The purpose of our project is to investigate the implementation of food production in an urban landscape, specifically utilizing the envelope of IaaC as our site. We performed a taxonomy through contextual research on the current food system, consumption of crop output, and production of organic waste in order to consider possible interpretations of food growth and processing of organic waste that could allow us to establish a circular food system interdependent on its outputs. These outputs include the ability to reutilize organic waste in order to integrate it into a vermicomposting system, as a material source for vessel construction, and an alternate source for seeds. One of our main objectives is to not only provide an infrastructure for urban crop yield but to also construct a social infrastructure in which the awareness of food production and consumption is brought into the epicenter of physical and social space. To do so, we have been developing a program which involves several actors including the IaaC community, local participants, and to a greater extent, users who participate in the growth of food products and data on a global scale.

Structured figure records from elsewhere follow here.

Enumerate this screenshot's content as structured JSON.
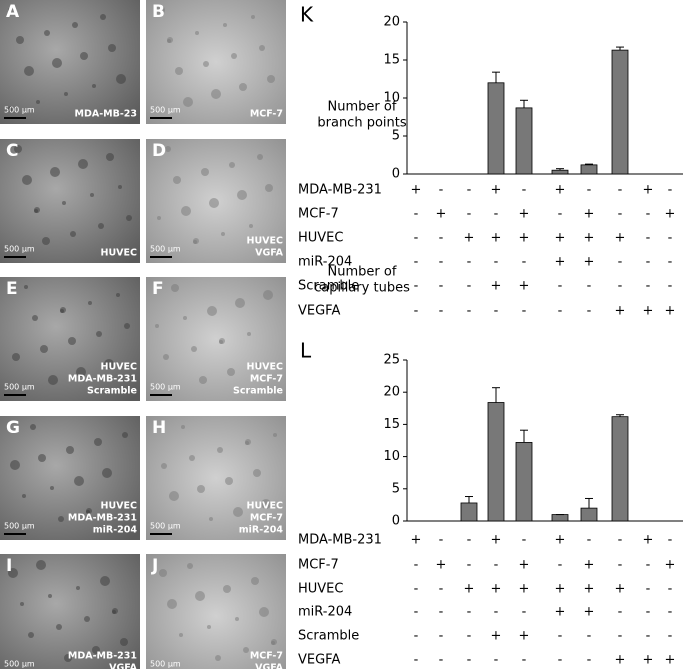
{
  "panels": [
    {
      "letter": "A",
      "caption": [
        "MDA-MB-23"
      ],
      "scale": "500 µm"
    },
    {
      "letter": "B",
      "caption": [
        "MCF-7"
      ],
      "scale": "500 µm"
    },
    {
      "letter": "C",
      "caption": [
        "HUVEC"
      ],
      "scale": "500 µm"
    },
    {
      "letter": "D",
      "caption": [
        "HUVEC",
        "VGFA"
      ],
      "scale": "500 µm"
    },
    {
      "letter": "E",
      "caption": [
        "HUVEC",
        "MDA-MB-231",
        "Scramble"
      ],
      "scale": "500 µm"
    },
    {
      "letter": "F",
      "caption": [
        "HUVEC",
        "MCF-7",
        "Scramble"
      ],
      "scale": "500 µm"
    },
    {
      "letter": "G",
      "caption": [
        "HUVEC",
        "MDA-MB-231",
        "miR-204"
      ],
      "scale": "500 µm"
    },
    {
      "letter": "H",
      "caption": [
        "HUVEC",
        "MCF-7",
        "miR-204"
      ],
      "scale": "500 µm"
    },
    {
      "letter": "I",
      "caption": [
        "MDA-MB-231",
        "VGFA"
      ],
      "scale": "500 µm"
    },
    {
      "letter": "J",
      "caption": [
        "MCF-7",
        "VGFA"
      ],
      "scale": "500 µm"
    }
  ],
  "chart_data": [
    {
      "type": "bar",
      "title": "K",
      "ylabel": [
        "Number of",
        "branch points"
      ],
      "categories": [
        null,
        null,
        null,
        null,
        null,
        null,
        null,
        null,
        null,
        null
      ],
      "values": [
        0,
        0,
        0,
        12,
        8.7,
        0.5,
        1.2,
        16.3,
        0,
        0
      ],
      "errors": [
        0,
        0,
        0,
        1.4,
        1.0,
        0.2,
        0.1,
        0.4,
        0,
        0
      ],
      "color": "#787878",
      "ylim": [
        0,
        20
      ],
      "yticks": [
        0,
        5,
        10,
        15,
        20
      ],
      "conditions": [
        {
          "name": "MDA-MB-231",
          "marks": [
            "+",
            "-",
            "-",
            "+",
            "-",
            "+",
            "-",
            "-",
            "+",
            "-"
          ]
        },
        {
          "name": "MCF-7",
          "marks": [
            "-",
            "+",
            "-",
            "-",
            "+",
            "-",
            "+",
            "-",
            "-",
            "+"
          ]
        },
        {
          "name": "HUVEC",
          "marks": [
            "-",
            "-",
            "+",
            "+",
            "+",
            "+",
            "+",
            "+",
            "-",
            "-"
          ]
        },
        {
          "name": "miR-204",
          "marks": [
            "-",
            "-",
            "-",
            "-",
            "-",
            "+",
            "+",
            "-",
            "-",
            "-"
          ]
        },
        {
          "name": "Scramble",
          "marks": [
            "-",
            "-",
            "-",
            "+",
            "+",
            "-",
            "-",
            "-",
            "-",
            "-"
          ]
        },
        {
          "name": "VEGFA",
          "marks": [
            "-",
            "-",
            "-",
            "-",
            "-",
            "-",
            "-",
            "+",
            "+",
            "+"
          ]
        }
      ]
    },
    {
      "type": "bar",
      "title": "L",
      "ylabel": [
        "Number of",
        "capillary tubes"
      ],
      "categories": [
        null,
        null,
        null,
        null,
        null,
        null,
        null,
        null,
        null,
        null
      ],
      "values": [
        0,
        0,
        2.8,
        18.4,
        12.2,
        1.0,
        2.0,
        16.2,
        0,
        0
      ],
      "errors": [
        0,
        0,
        1.0,
        2.3,
        1.9,
        0,
        1.5,
        0.3,
        0,
        0
      ],
      "color": "#787878",
      "ylim": [
        0,
        25
      ],
      "yticks": [
        0,
        5,
        10,
        15,
        20,
        25
      ],
      "conditions": [
        {
          "name": "MDA-MB-231",
          "marks": [
            "+",
            "-",
            "-",
            "+",
            "-",
            "+",
            "-",
            "-",
            "+",
            "-"
          ]
        },
        {
          "name": "MCF-7",
          "marks": [
            "-",
            "+",
            "-",
            "-",
            "+",
            "-",
            "+",
            "-",
            "-",
            "+"
          ]
        },
        {
          "name": "HUVEC",
          "marks": [
            "-",
            "-",
            "+",
            "+",
            "+",
            "+",
            "+",
            "+",
            "-",
            "-"
          ]
        },
        {
          "name": "miR-204",
          "marks": [
            "-",
            "-",
            "-",
            "-",
            "-",
            "+",
            "+",
            "-",
            "-",
            "-"
          ]
        },
        {
          "name": "Scramble",
          "marks": [
            "-",
            "-",
            "-",
            "+",
            "+",
            "-",
            "-",
            "-",
            "-",
            "-"
          ]
        },
        {
          "name": "VEGFA",
          "marks": [
            "-",
            "-",
            "-",
            "-",
            "-",
            "-",
            "-",
            "+",
            "+",
            "+"
          ]
        }
      ]
    }
  ]
}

We are designing programming into the project to emphasize the role of community. This is a major component in attempting to design a closed loop system that not only brings the processes of food close to each other but also to people. People are currently detached from the life of their food products until they pick them at a market. We want to engage people at every food process from production to distribution. Particularly in the production processes, people from the community around IaaC would be part of the plants’ lives from seedling, to nourishing it, to keeping its “space” well maintained. At the IaaC garden, people can engage with transplanting seedlings into their vessels, making sure the plants have been fed water and nutrients, cleaning any plant debris, harvesting plants, as well as other waste processes on site. Others could also partake in the growing and harvesting of food by taking vessels home or coming to the site for harvesting/market events. All people engaged in the project would have many opportunities to be with members of their community, while simultaneously being connected online.
The digital data component is essential to connecting each individual to the specific needs and holistic health of their plant. The Smart Citizen kit and other accessory sensors will quantify and collect relevant data. In understanding watering habits, nutrient needs, sunlight conditions, and other facets of plant (life), the individual may also glean a more robust understanding of agriculture and its relation to daily and annual consumption. (Caring for one’s own plant is drastically different from the current food system of overproduction…..explain more?)


Technology will also connect local growers to other individuals; the local plant-growing community as a whole; Iaac and the global FabLab community; the local community, inclusive of people without vessels, (in IaaC’s case, Poblenou). An app for a smartphone will act as the primary technological interface. These social entities may use the app to (digitally or face-to-face, e.g. an event in the community garden)  share advice, source physical labor, and provide encouragement and accountability.

Such functions are essential to each individual’s understanding of the marriage between nutritional, sustainable food production and the prosperity of the (global) community.